All of this is precisely why, even after all of the dogmas have been shattered, postmodernity clings desperately to the dogma of monogamy. Now in some sense this list of six needs met fully in monogamous marriage could well be seen as the most powerful argument in favor of monogamy. In fact many noble defenders of monogamy pick up on these different needs – that seem to be only met in monogamy – as part of their core argument.
And they are not entirely wrong. As long as we are coming from a consciousness of ego or separate self, rooted in ordinary love which is a comfort, security strategy of the ego, and the couples are coming together for a role mate relationship which meets their personal needs to survive and thrive, then that argument makes sense. If the purpose of a relationship were to address the needs of the insecure ego, then classic monogamy would at least on the surface seem to be the best structure. From a surface perspective it can at least give the average person something of an experience of having these needs met. And that is a very big gift to very many people. Viva Le’ Monogamy.
But what if I approach relationship, as we have suggested above, from an entirely different level of consciousness. If I am a Whole Mate and not only a role mate or even soul mate, then the whole story shifts. A Whole Mate is an expression not merely of ordinary love but of Outrageous love. A whole mate holds a core identity not merely of separate self but of Unique Self and evolutionary unique self. The Whole Mate comes from a pan-faithful place of fidelity to the larger whole.
This is the change that changes everything. It changes everything because for the first time, the core six human needs are met internally. The human being is able to attain a sense of Wholeness through their own sense of identity. That transformed identity allows for entirely new possibilities in relationship. Those new possibilities might be a radically deeper monogamy than was ever possible or it may be the practice of a monogamous polyamory. It does not matter that much. The point is that the transformation of identity through access to an internal sense of wholeness fundamentally changes what is possible in relationship.

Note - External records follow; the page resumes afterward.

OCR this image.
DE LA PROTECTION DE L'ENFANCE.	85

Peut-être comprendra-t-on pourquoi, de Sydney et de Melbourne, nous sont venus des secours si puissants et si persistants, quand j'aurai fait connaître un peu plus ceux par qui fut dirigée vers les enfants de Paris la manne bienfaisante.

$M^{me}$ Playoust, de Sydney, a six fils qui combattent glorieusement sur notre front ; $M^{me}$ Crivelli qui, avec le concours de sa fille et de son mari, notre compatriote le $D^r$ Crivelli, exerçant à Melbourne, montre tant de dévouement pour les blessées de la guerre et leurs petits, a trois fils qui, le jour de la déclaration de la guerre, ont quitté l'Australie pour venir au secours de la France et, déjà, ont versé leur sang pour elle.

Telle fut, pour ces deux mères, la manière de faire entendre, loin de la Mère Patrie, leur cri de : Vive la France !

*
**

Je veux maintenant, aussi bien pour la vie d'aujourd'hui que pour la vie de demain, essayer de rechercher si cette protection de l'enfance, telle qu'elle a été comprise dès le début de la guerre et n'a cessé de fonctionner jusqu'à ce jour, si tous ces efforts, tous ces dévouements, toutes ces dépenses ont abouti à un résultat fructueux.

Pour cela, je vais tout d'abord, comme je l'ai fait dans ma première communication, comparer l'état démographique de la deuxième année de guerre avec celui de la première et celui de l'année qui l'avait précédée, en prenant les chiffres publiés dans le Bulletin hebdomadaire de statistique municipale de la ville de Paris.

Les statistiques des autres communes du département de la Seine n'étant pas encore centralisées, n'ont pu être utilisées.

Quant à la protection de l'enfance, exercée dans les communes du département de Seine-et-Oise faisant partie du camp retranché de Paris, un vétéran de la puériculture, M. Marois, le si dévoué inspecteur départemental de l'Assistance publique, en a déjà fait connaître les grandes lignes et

How does this happen? The essence of the response to this question lies in what I (Marc) have referred to as the six noble truth of Unique Self. These six truths — not surprisingly – directly address the six core human needs.
*By imperfectly we mean for example, you are loved by God but only accept a particular doctrine. You are chosen but only if you are a part of the chosen people. You are needed by the religion or the king but you are also expendable. You are recognized but your felt sense of your uniqueness is most often invisible. You are desired is rarely addressed. In pre-modernity you are intended but again often only as part of the right people or nation. The sense of being intended is wiped out, not by evolutionary science but the social Darwinist dogma (that had little to do with Darwin, See On Evolutinary Love and the Evolution of Love, Gafni, Stein, forthcoming) which viewed evolution as a chance unfolding without purpose or direction.